И вдруг разогнул пальцы и махнул рукой:
— Что считать?! Голос у человека — как посуда нелуженая: нельзя пить из нее. Отрава.
— Ну, вот, значит, понимаешь, почему колоколом в храм сзывают, — сказал Николка серьезно, и посмотрел на небо.
Высокие звезды тоже что-то услыхали от ветра, и трепетали в волнении, передавая друг другу слышанную весть.
— Зимой и звезды мохнатые, — сказал внезапно Николка, — от холоду; а весной, смотри, как алмазятся. Вот-вот капнут.
— Это я знаю, что голосом человечьим нельзя к Богу звать, — отозвался Василий, не слушая о звездах. — Я, знаешь, когда начал думать об этом? Меня хозяйка квартирная, Анфиса, утешала, когда Маша, жена, умерла, и все мне про Бога и про Бога говорила. Я и слушаю ее. Слушаю, а чую — в голосе-то у нее пироги: все горло изнутри в тесте. Про Бога меня утешает, а тестом ей голос облепило: ничего и не слышу.
— Мудрено что-то, — заметил Николка.
— Не мудрено. Просто. У ней в то время кулебяка в печи сидела, с грибами. Она про Бога, а я кулебяку одну слышу. А ведь добрый она человек, и кулебякой этой же потом меня угостила. Только я не ел. С груздями была, сочная. Это я тогда же понял, что человеческий голос чист никогда не бывает: у одного сквозь кулебяку проходит, у другого монета в горле застряла: надо сперва высверлить дырку, чтоб голосу до людей пробиться, — да и сквозь дырку, все равно, выйдет голос медный какой-то, не чистый: о Боге вестит, а пятачком звенит. А к Богу чисто надо звать.
— Верно, — согласился Николка. — «Сердце чисто созижди во мне, Боже».
— Это уже верно. Грязен голос человечий. А не пойму: откуда у металла голос человеческий, да чистый, да зовучий, да усовещающий, какого у человека не бывает? Не человечий был бы, сердца не крушил бы: реял бы вокруг сердца, а сердцу в середину не попадал бы. Зазвонишь вот ты сейчас. Хоронить Христа будут. Я затоскую опять. А отыми ты у меня эту тоску, заткни мне уши, чтоб звона не слышать, я этой же самой тоски вдвое запрошу! Не дашь — пить буду, на стекляном донышке ее поищу, где-нибудь да найду: лбом с ней столкнусь, с тоской, а найду! Откуда ж в колоколе голос человеческий? Кто его от человеков отобрал живого, а туда, в медь, заключил!
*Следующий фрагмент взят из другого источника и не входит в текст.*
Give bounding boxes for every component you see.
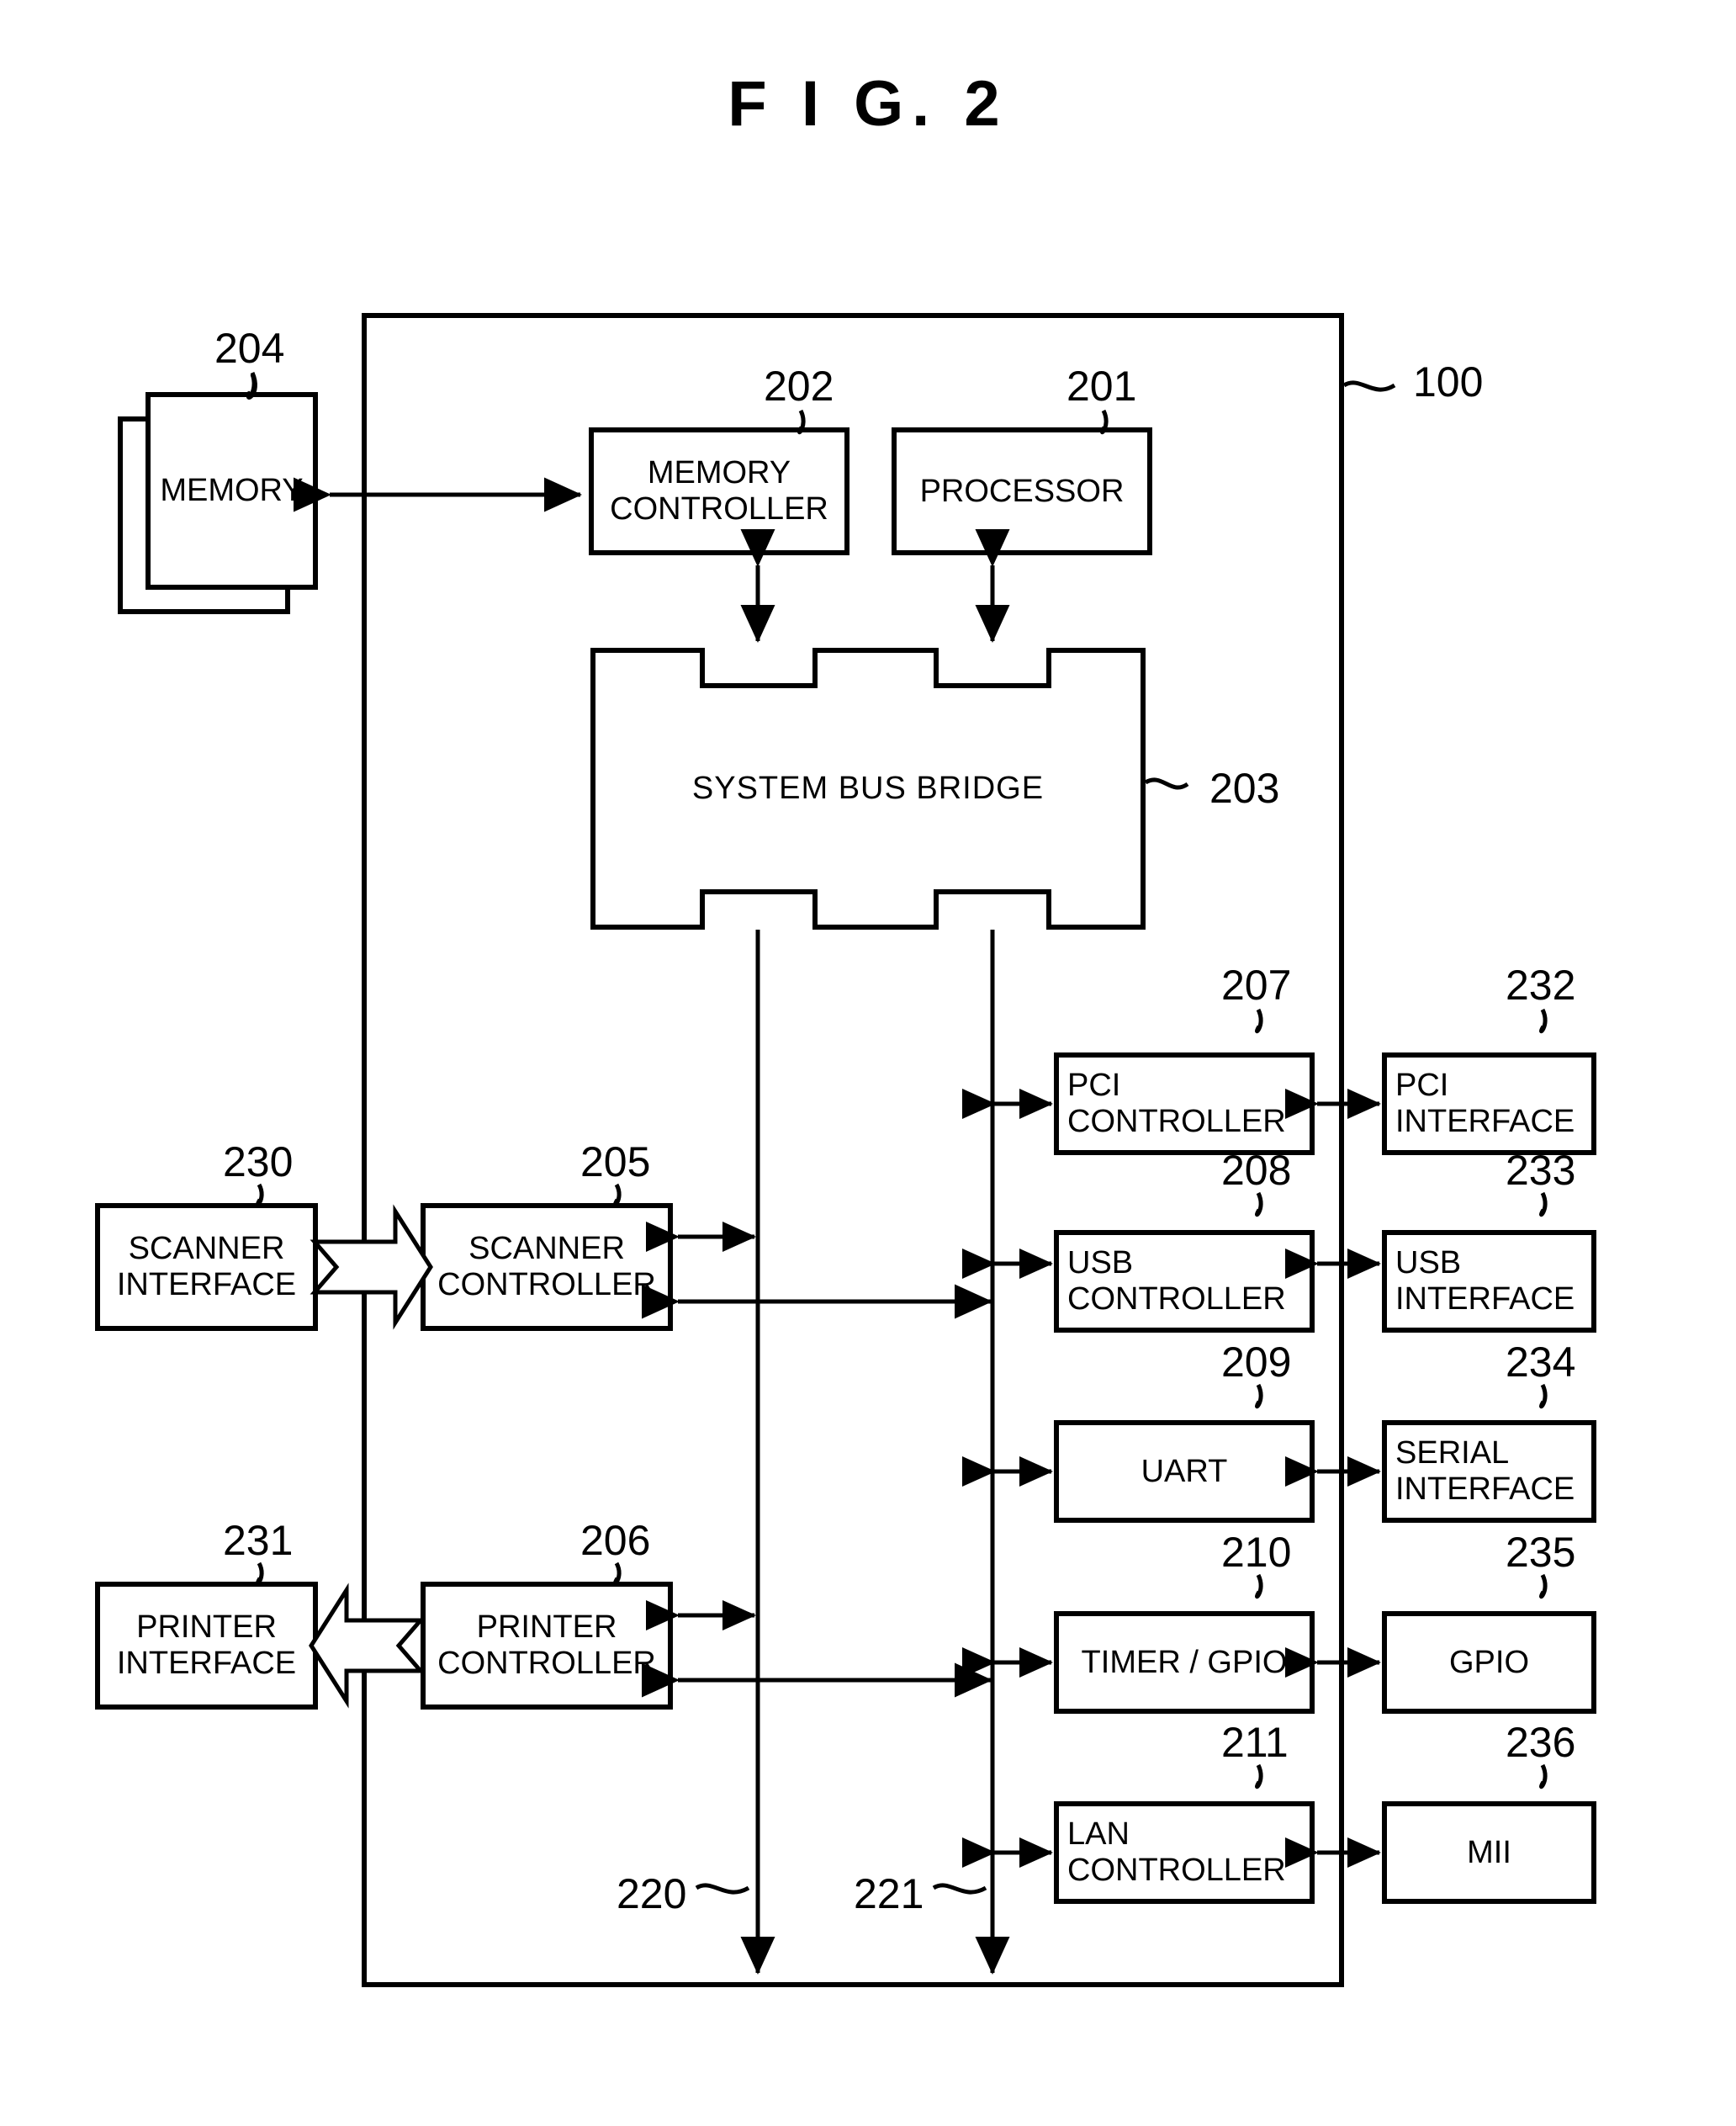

Помолчали. Покрупнели звезды. Похолодел воздух.
— Ходил я на богомолье, — прервал тишину Николка. — Еще Холстомеров покойный, Иван Филимоныч, был жив. Тоска у меня была. По дорожке-то, по этой, и я был ходок, по тоскливой. Он мне: «Поди проветрись». Я и с колокольни, почитай, не сходил. Тут сошел. Думал: не выдержу. Как бы с яруса не скинуться. Пошел. Все идут в Митусову пустынь — и я. Мне все равно, куда идти. Вот я иду. Богомольцы идут. Солнце парит. Запылились. Видим: взгорочек под березами — и ключик в ложбинку стекает. Тень. Я горстью зачерпнул воды, пью. Старичок с котомкой, носик остренький, мне подает берестяной туесок:
— Нако-сь, говорит, из туескá-то сподручней. И воду дланью не скверни. Рука человеческая к чему не прикосновенна!
Я принял туесок, попил, вернул.
А старичок мне:
— А ты каким делом промышляешь?
— Звонарь, — говорю.
— Ах, — говорит, — это дело самое чистое и прекрасное. Чистейшее, — говорит, — это дело, если его по закону делать.
— Какой же, — спрашиваю, — есть закон про звонаря?
— А такой, — отвечает, — что всякий человек, какое хочешь возьми дело, своим голосом говорит, вот так, как ты своей рукой воду черпаешь и мутишь, а звонарь чистейшим голосом говорит, как туеском белым воду черпает. Даже слово Божье — выше оно облака небесного, а и то священник мутит нечистотой голоса человеческого. Оттого слово Божие до нас не доходчиво. Если б ангельским чистым голосом его возвестить, кто ж бы его не услышал, кто же бы его не исполнил?
Николка улыбнулся ласково на Василия.
— Вот, видишь, точь-в-точь, как ты, — говорил старичок. — Ну, Бог и дал человекам на подсобу глас колокольный, чтоб чистый был зов к Богу.
Василий перервал тут Николку:
— Понял я это сам. Не о том мой спрос.